Find an equation of the circle whose endpoints of a diameter are (−3,6) and (5,−14).
I tried to figure it out, but I'm not sure if my answer is correct.
I got..
(x-2)^2 + (y + 4)^2 = 116
Any help would be great. Thank you!
the centre must be the midpoint of the diameter which would give you (1, -4)
so the equation must be
(x-1)^2 + (y+4)^2 = r^2
sub in one of the points on the circle , I will use (-3,6)
(-4)^2 + (10)^2 = r^2
r^2 = 16+100= 116
so (x-1)^2 + (y+4)^2 = 116
check by subbing in the other endpoint, it works
You made one small error
Thank you very much your help. I appreciate it! :)

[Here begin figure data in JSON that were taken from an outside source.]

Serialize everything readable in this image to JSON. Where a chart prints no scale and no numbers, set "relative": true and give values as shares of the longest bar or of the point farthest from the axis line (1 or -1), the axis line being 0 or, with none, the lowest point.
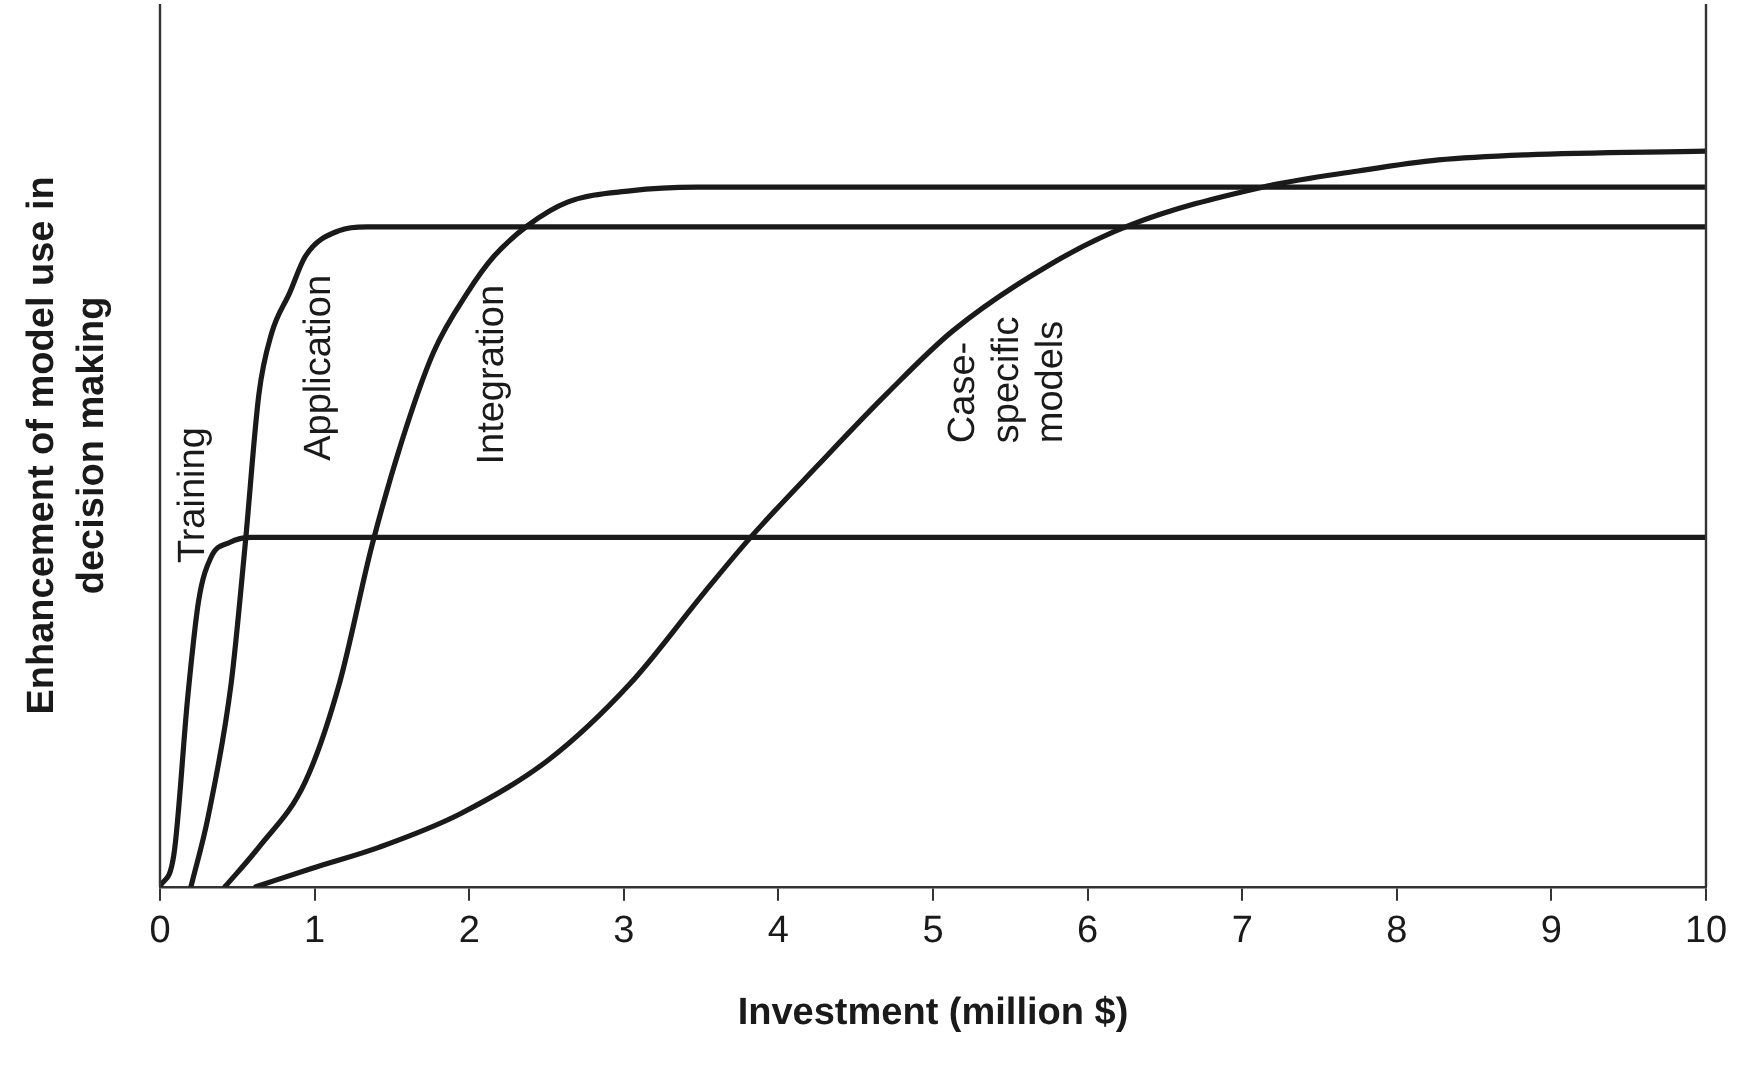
{
  "chart_data": {
    "type": "line",
    "relative": true,
    "xlabel": "Investment (million $)",
    "ylabel": "Enhancement of model use in decision making",
    "xlim": [
      0,
      10
    ],
    "xticks": [
      0,
      1,
      2,
      3,
      4,
      5,
      6,
      7,
      8,
      9,
      10
    ],
    "grid": false,
    "legend": false,
    "marker": "none",
    "line_style": "solid",
    "series": [
      {
        "name": "Training",
        "color": "#1a1a1a",
        "x": [
          0,
          0.09,
          0.18,
          0.25,
          0.33,
          0.45,
          0.59,
          10
        ],
        "values": [
          0,
          0.044,
          0.259,
          0.389,
          0.448,
          0.468,
          0.475,
          0.475
        ]
      },
      {
        "name": "Application",
        "color": "#1a1a1a",
        "x": [
          0.2,
          0.31,
          0.46,
          0.55,
          0.64,
          0.72,
          0.84,
          0.94,
          1.16,
          1.34,
          10
        ],
        "values": [
          0,
          0.094,
          0.276,
          0.463,
          0.67,
          0.751,
          0.808,
          0.857,
          0.892,
          0.897,
          0.897
        ]
      },
      {
        "name": "Integration",
        "color": "#1a1a1a",
        "x": [
          0.42,
          0.64,
          0.94,
          1.16,
          1.37,
          1.56,
          1.77,
          1.99,
          2.16,
          2.38,
          2.64,
          3.04,
          3.47,
          10
        ],
        "values": [
          0,
          0.054,
          0.143,
          0.276,
          0.463,
          0.603,
          0.727,
          0.808,
          0.857,
          0.899,
          0.931,
          0.946,
          0.951,
          0.951
        ]
      },
      {
        "name": "Case-specific models",
        "color": "#1a1a1a",
        "x": [
          0.62,
          0.98,
          1.42,
          1.94,
          2.51,
          3.04,
          3.52,
          3.82,
          4.26,
          4.7,
          5.13,
          5.75,
          6.27,
          7.13,
          7.75,
          8.27,
          8.84,
          10
        ],
        "values": [
          0,
          0.025,
          0.054,
          0.099,
          0.172,
          0.276,
          0.4,
          0.475,
          0.574,
          0.67,
          0.756,
          0.845,
          0.899,
          0.951,
          0.973,
          0.988,
          0.995,
          1
        ]
      }
    ]
  }
}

To find the equation of the circle whose endpoints of a diameter are given, you can use the midpoint formula and the distance formula.
Step 1: Find the coordinates of the midpoint of the diameter.
The midpoint formula is given by:
x-coordinate of midpoint = (x1 + x2)/2
y-coordinate of midpoint = (y1 + y2)/2
Using the given endpoints: (-3, 6) and (5, -14)
x-coordinate of midpoint = (-3 + 5)/2 = 2/2 = 1
y-coordinate of midpoint = (6 + (-14))/2 = -8/2 = -4
So, the midpoint of the diameter is (1, -4).
Step 2: Find the length of the radius.
The distance formula is given by:
d = sqrt((x2 - x1)^2 + (y2 - y1)^2)
Using the given endpoints:
d = sqrt((5 - (-3))^2 + (-14 - 6)^2)
= sqrt((5 + 3)^2 + (-20)^2)
= sqrt(8^2 + (-20)^2)
= sqrt(64 + 400)
= sqrt(464)
= 4sqrt(29)
So, the radius of the circle is 4sqrt(29).
Step 3: Write the equation of the circle.
The equation of a circle with center (h, k) and radius r is given by:
(x - h)^2 + (y - k)^2 = r^2
Using the midpoint (1, -4) and the radius 4sqrt(29):
(x - 1)^2 + (y + 4)^2 = (4sqrt(29))^2
(x - 1)^2 + (y + 4)^2 = 16 * 29
(x - 1)^2 + (y + 4)^2 = 116
Therefore, the correct equation of the circle with the given endpoints as the diameter is:
(x - 1)^2 + (y + 4)^2 = 116.
Your answer, (x - 2)^2 + (y + 4)^2 = 116, is very close. It seems that you made a small mistake in the x-coordinate of the midpoint. Instead of (x - 2)^2, it should be (x - 1)^2.